Iran's president warned today that European soldiers in the Mideast "could be in danger" after three nations — Britain, France and Germany — challenged Tehran over breaking the limits of its nuclear deal, AP reports.

  • Why it matters: President Hassan Rouhani's remarks in a televised Cabinet meeting represent the first direct threat he's made to Europe.

🥊 Tehran's top diplomat, Foreign Minister Mohammad Javad Zarif, acknowledged that Iranians "were lied to" after the shootdown of a Ukrainian jet:

  • "In the last few nights, we’ve had people in the streets of Tehran demonstrating against the fact that they were lied to for a couple of days."

8. First look: Sarah Sanders to tell press tales

Cover: St. Martin's Press

Sarah Huckabee Sanders' new book includes "a candid account of my relationship and interactions with the press. And some reporters come out a lot better than others!"

Gearing up for a possible run for Arkansas governor, Sanders will be out Sept. 8 — during the home sprint of the presidential race — with "Speaking for Myself," from St. Martin’s Press.

  • Sanders says: "From Arkansas to the White House and back, I'm excited to tell my story about the challenges of being a working mom at the highest level of American politics."

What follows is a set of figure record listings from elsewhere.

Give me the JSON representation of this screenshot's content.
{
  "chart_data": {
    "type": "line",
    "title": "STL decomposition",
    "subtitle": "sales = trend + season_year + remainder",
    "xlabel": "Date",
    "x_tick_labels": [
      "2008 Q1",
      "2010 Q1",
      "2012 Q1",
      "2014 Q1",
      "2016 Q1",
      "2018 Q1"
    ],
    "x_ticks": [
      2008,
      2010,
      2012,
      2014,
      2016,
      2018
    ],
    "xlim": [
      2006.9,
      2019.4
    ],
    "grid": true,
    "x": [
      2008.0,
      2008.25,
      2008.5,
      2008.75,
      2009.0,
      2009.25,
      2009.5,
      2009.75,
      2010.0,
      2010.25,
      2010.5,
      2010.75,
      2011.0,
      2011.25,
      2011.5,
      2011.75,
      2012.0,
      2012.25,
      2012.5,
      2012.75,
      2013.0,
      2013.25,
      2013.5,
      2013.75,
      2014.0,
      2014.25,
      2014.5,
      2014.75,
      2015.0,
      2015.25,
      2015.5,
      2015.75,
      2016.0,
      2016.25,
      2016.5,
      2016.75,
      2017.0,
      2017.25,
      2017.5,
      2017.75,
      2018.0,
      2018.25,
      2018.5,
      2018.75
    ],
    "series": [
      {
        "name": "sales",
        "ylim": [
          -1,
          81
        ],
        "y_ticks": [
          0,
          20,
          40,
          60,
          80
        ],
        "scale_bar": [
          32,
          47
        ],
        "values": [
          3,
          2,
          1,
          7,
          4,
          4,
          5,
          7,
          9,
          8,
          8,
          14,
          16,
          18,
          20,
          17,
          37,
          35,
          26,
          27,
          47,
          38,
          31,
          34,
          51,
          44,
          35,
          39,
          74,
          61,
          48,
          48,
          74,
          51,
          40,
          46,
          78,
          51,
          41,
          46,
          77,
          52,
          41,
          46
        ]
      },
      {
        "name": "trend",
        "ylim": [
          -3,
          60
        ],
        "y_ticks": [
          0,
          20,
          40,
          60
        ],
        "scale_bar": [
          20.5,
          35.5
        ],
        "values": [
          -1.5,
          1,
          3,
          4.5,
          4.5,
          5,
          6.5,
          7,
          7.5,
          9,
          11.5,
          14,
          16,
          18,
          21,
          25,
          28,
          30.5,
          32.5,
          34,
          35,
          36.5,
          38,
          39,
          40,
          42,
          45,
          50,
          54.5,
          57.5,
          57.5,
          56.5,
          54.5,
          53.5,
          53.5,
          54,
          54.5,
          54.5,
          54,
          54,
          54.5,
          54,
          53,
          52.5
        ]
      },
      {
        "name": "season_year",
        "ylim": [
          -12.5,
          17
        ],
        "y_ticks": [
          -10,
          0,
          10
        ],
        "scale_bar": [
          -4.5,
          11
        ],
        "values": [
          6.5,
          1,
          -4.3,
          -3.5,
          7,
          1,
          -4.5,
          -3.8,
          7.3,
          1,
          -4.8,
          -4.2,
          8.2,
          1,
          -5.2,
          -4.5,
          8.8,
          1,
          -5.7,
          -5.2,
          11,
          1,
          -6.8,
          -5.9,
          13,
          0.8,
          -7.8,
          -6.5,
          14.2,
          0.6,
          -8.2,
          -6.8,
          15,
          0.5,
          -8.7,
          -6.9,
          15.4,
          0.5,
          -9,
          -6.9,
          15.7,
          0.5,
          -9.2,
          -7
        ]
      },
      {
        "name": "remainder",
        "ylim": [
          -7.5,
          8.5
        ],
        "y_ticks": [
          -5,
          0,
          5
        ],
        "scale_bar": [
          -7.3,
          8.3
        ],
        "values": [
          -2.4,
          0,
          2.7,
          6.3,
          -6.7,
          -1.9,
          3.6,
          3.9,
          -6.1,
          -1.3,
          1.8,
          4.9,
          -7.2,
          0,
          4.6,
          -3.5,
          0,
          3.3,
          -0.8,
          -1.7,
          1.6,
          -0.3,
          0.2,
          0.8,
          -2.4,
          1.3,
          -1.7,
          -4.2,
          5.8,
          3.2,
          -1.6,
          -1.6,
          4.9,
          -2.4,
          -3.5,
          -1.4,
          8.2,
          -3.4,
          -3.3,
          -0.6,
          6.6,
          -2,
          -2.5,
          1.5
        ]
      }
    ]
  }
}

Reality check: A book tour means Sanders, who had tense relations with the press, will be pushed to explain her approach.

9. Red Sox boot Cora

Alex Cora looks over the lineup before a Red Sox spring training game last March. Photo: John Bazemore/AP

The Boston Red Sox fired manager Alex Cora over his role in a sign-stealing scandal "less than 15 months after winning the World Series in his record-setting rookie season," writes the Boston Globe's Peter Abraham.

10. 1 "Jeopardy!" thing

Photo: Eric McCandless/ABC via AP

Ken Jennings won the "Jeopardy!" greatest-of-all-time title (and $1 million) by being bold, per AP:

  • In "Final Jeopardy," Jennings bet all 32,800 of his points on the clue: "This area of Greece, home to Pan, is synonymous with a rural paradise; it's a setting for Vergil's shepherd poems the 'Ecologues.'"
  • He correctly answered: "What is Arcadia?"